Not only that, the All Progressives Grand Alliance (APGA) which controls only Anambra state, became jittery that the wave of the Labour party will stifle the party. They also conducted their primaries and got a presidential candidate making the state field two presidential candidates.

The governors in the ruling party have also pledged their states will vote for the ruling party, the All Progressives Congress (APC).

Read Also: How South-east should vote in 2023 elections

Nigeria has not been working and in the last seven years, it has not worked for many Nigerians.
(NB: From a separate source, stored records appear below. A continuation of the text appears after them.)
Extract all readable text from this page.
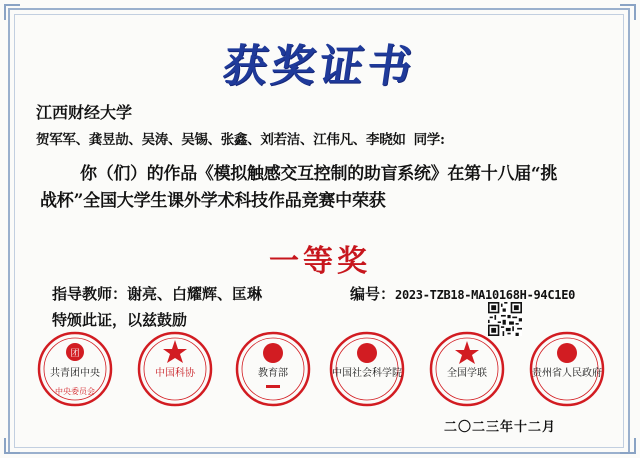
获奖证书
江西财经大学
贺军军、龚昱劼、吴涛、吴锡、张鑫、刘若洁、江伟凡、李晓如 同学:
你（们）的作品《模拟触感交互控制的助盲系统》在第十八届“挑
战杯”全国大学生课外学术科技作品竞赛中荣获
一等奖
指导教师：谢亮、白耀辉、匡琳	编号：2023-TZB18-MA10168H-94C1E0
特颁此证，以兹鼓励
团
中央委员会
共青团中央	中国科协	教育部	中国社会科学院	全国学联	贵州省人民政府
二〇二三年十二月
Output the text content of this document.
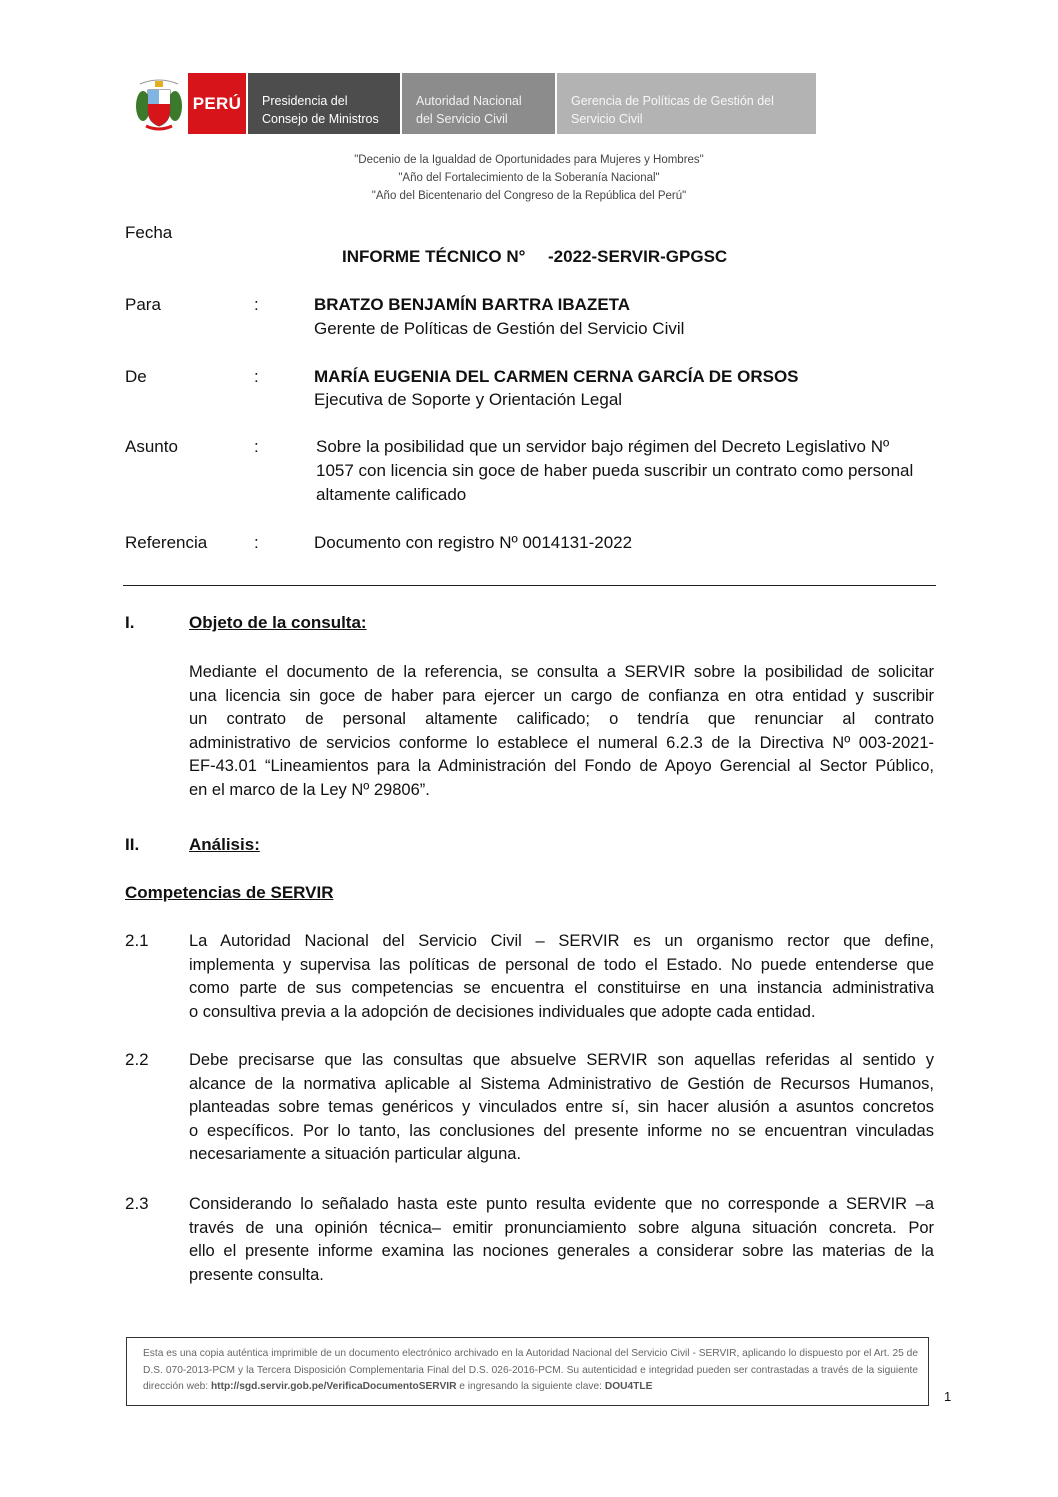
PERÚ	Presidencia del
Consejo de Ministros
Autoridad Nacional
del Servicio Civil
Gerencia de Políticas de Gestión del
Servicio Civil
"Decenio de la Igualdad de Oportunidades para Mujeres y Hombres"
"Año del Fortalecimiento de la Soberanía Nacional"
"Año del Bicentenario del Congreso de la República del Perú"
Fecha
INFORME TÉCNICO N° -2022-SERVIR-GPGSC
Para	:	BRATZO BENJAMÍN BARTRA IBAZETA
Gerente de Políticas de Gestión del Servicio Civil
De	:	MARÍA EUGENIA DEL CARMEN CERNA GARCÍA DE ORSOS
Ejecutiva de Soporte y Orientación Legal
Asunto	:	Sobre la posibilidad que un servidor bajo régimen del Decreto Legislativo Nº
1057 con licencia sin goce de haber pueda suscribir un contrato como personal
altamente calificado
Referencia	:	Documento con registro Nº 0014131-2022
I.	Objeto de la consulta:
Mediante el documento de la referencia, se consulta a SERVIR sobre la posibilidad de solicitar
una licencia sin goce de haber para ejercer un cargo de confianza en otra entidad y suscribir
un contrato de personal altamente calificado; o tendría que renunciar al contrato
administrativo de servicios conforme lo establece el numeral 6.2.3 de la Directiva Nº 003-2021-
EF-43.01 “Lineamientos para la Administración del Fondo de Apoyo Gerencial al Sector Público,
en el marco de la Ley Nº 29806”.
II.	Análisis:
Competencias de SERVIR
2.1 La Autoridad Nacional del Servicio Civil – SERVIR es un organismo rector que define,
implementa y supervisa las políticas de personal de todo el Estado. No puede entenderse que
como parte de sus competencias se encuentra el constituirse en una instancia administrativa
o consultiva previa a la adopción de decisiones individuales que adopte cada entidad.
2.2 Debe precisarse que las consultas que absuelve SERVIR son aquellas referidas al sentido y
alcance de la normativa aplicable al Sistema Administrativo de Gestión de Recursos Humanos,
planteadas sobre temas genéricos y vinculados entre sí, sin hacer alusión a asuntos concretos
o específicos. Por lo tanto, las conclusiones del presente informe no se encuentran vinculadas
necesariamente a situación particular alguna.
2.3 Considerando lo señalado hasta este punto resulta evidente que no corresponde a SERVIR –a
través de una opinión técnica– emitir pronunciamiento sobre alguna situación concreta. Por
ello el presente informe examina las nociones generales a considerar sobre las materias de la
presente consulta.
Esta es una copia auténtica imprimible de un documento electrónico archivado en la Autoridad Nacional del Servicio Civil - SERVIR, aplicando lo dispuesto por el Art. 25 de D.S. 070-2013-PCM y la Tercera Disposición Complementaria Final del D.S. 026-2016-PCM. Su autenticidad e integridad pueden ser contrastadas a través de la siguiente dirección web: http://sgd.servir.gob.pe/VerificaDocumentoSERVIR e ingresando la siguiente clave: DOU4TLE
1
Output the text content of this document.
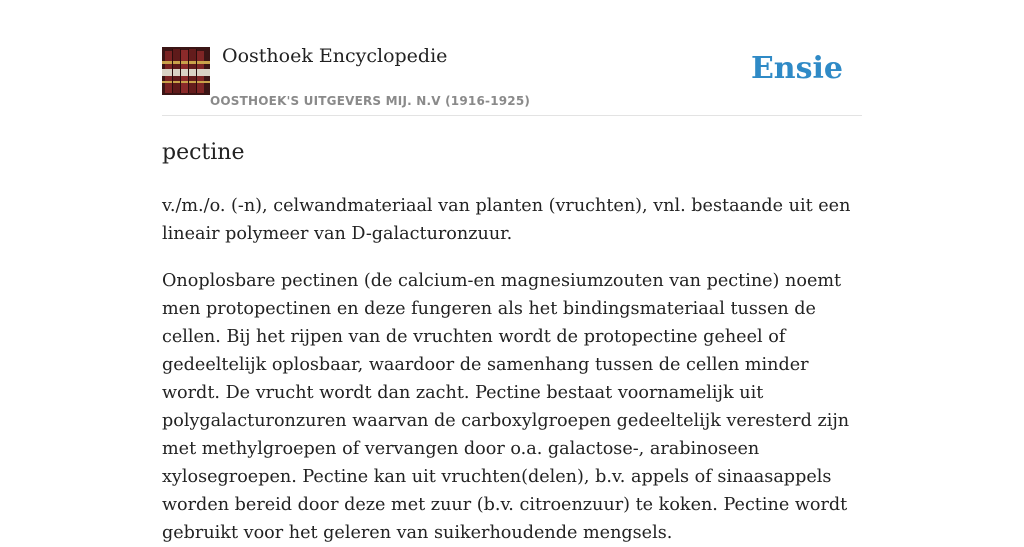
Oosthoek Encyclopedie
OOSTHOEK'S UITGEVERS MIJ. N.V (1916-1925)
Ensie
pectine

v./m./o. (-n), celwandmateriaal van planten (vruchten), vnl. bestaande uit een lineair polymeer van D-galacturonzuur.

Onoplosbare pectinen (de calcium-en magnesiumzouten van pectine) noemt men protopectinen en deze fungeren als het bindingsmateriaal tussen de cellen. Bij het rijpen van de vruchten wordt de protopectine geheel of gedeeltelijk oplosbaar, waardoor de samenhang tussen de cellen minder wordt. De vrucht wordt dan zacht. Pectine bestaat voornamelijk uit polygalacturonzuren waarvan de carboxylgroepen gedeeltelijk veresterd zijn met methylgroepen of vervangen door o.a. galactose-, arabinoseen xylosegroepen. Pectine kan uit vruchten(delen), b.v. appels of sinaasappels worden bereid door deze met zuur (b.v. citroenzuur) te koken. Pectine wordt gebruikt voor het geleren van suikerhoudende mengsels.
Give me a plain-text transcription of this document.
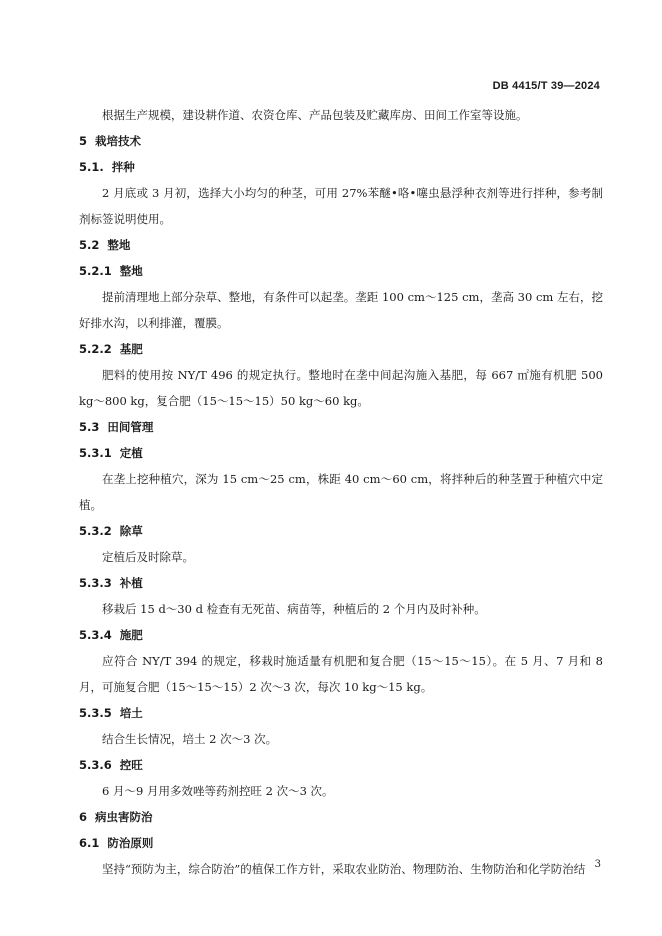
DB 4415/T 39—2024
根据生产规模，建设耕作道、农资仓库、产品包装及贮藏库房、田间工作室等设施。
5 栽培技术
5.1. 拌种
2 月底或 3 月初，选择大小均匀的种茎，可用 27%苯醚•咯•噻虫悬浮种衣剂等进行拌种，参考制剂标签说明使用。
5.2 整地
5.2.1 整地
提前清理地上部分杂草、整地，有条件可以起垄。垄距 100 cm～125 cm，垄高 30 cm 左右，挖好排水沟，以利排灌，覆膜。
5.2.2 基肥
肥料的使用按 NY/T 496 的规定执行。整地时在垄中间起沟施入基肥，每 667 ㎡施有机肥 500 kg～800 kg，复合肥（15～15～15）50 kg～60 kg。
5.3 田间管理
5.3.1 定植
在垄上挖种植穴，深为 15 cm～25 cm，株距 40 cm～60 cm，将拌种后的种茎置于种植穴中定植。
5.3.2 除草
定植后及时除草。
5.3.3 补植
移栽后 15 d～30 d 检查有无死苗、病苗等，种植后的 2 个月内及时补种。
5.3.4 施肥
应符合 NY/T 394 的规定，移栽时施适量有机肥和复合肥（15～15～15）。在 5 月、7 月和 8 月，可施复合肥（15～15～15）2 次～3 次，每次 10 kg～15 kg。
5.3.5 培土
结合生长情况，培土 2 次～3 次。
5.3.6 控旺
6 月～9 月用多效唑等药剂控旺 2 次～3 次。
6 病虫害防治
6.1 防治原则
坚持“预防为主，综合防治”的植保工作方针，采取农业防治、物理防治、生物防治和化学防治结 3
There is apprehension in the country for the return of the ruling party that brought untold hardship in the lives of many and whose candidate is frail or the PDP which was sacked for their impunity in governance.

Nigerians have solace that there is an alternative for them to exercise their power and ability to snatch power from the established political class under whose actions and watch, got the country near to its knees.

As people have the liberty and right to the choices they make, but such choices should be made with clarity and collective interest.

Many South-east and Igbo people in general are campaigning for the candidates irrespective of some of the already mentioned gray areas. After all, the region should not ‘pack their eggs in one basket.’

As the Nigerian people clamour to contest the election through the Labour Party and Peter Obi, the South-east should not misread the time and act otherwise.

The quest for a new Nigeria must not be lost in the political miscalculated choices of the politicians who will try to influence the electorates through the instruments of rigging while utilising hunger as a tool. And the region must not also see the momentum only in the spirit of bandwagon.

The region should vote in 2023 based on their conviction that the leading candidate who comes from among them, will work for the people. It is for a new Nigeria indeed.

The region should vote in order to show full support and go all out to make a convincing record with their votes. They should shun any blackmail and respond resoundingly with their votes.

This is a time to show a region that is politically alive.

As the people’s movement continues to gather steam and permeate across the country, the South-east should not be found lost in the movement.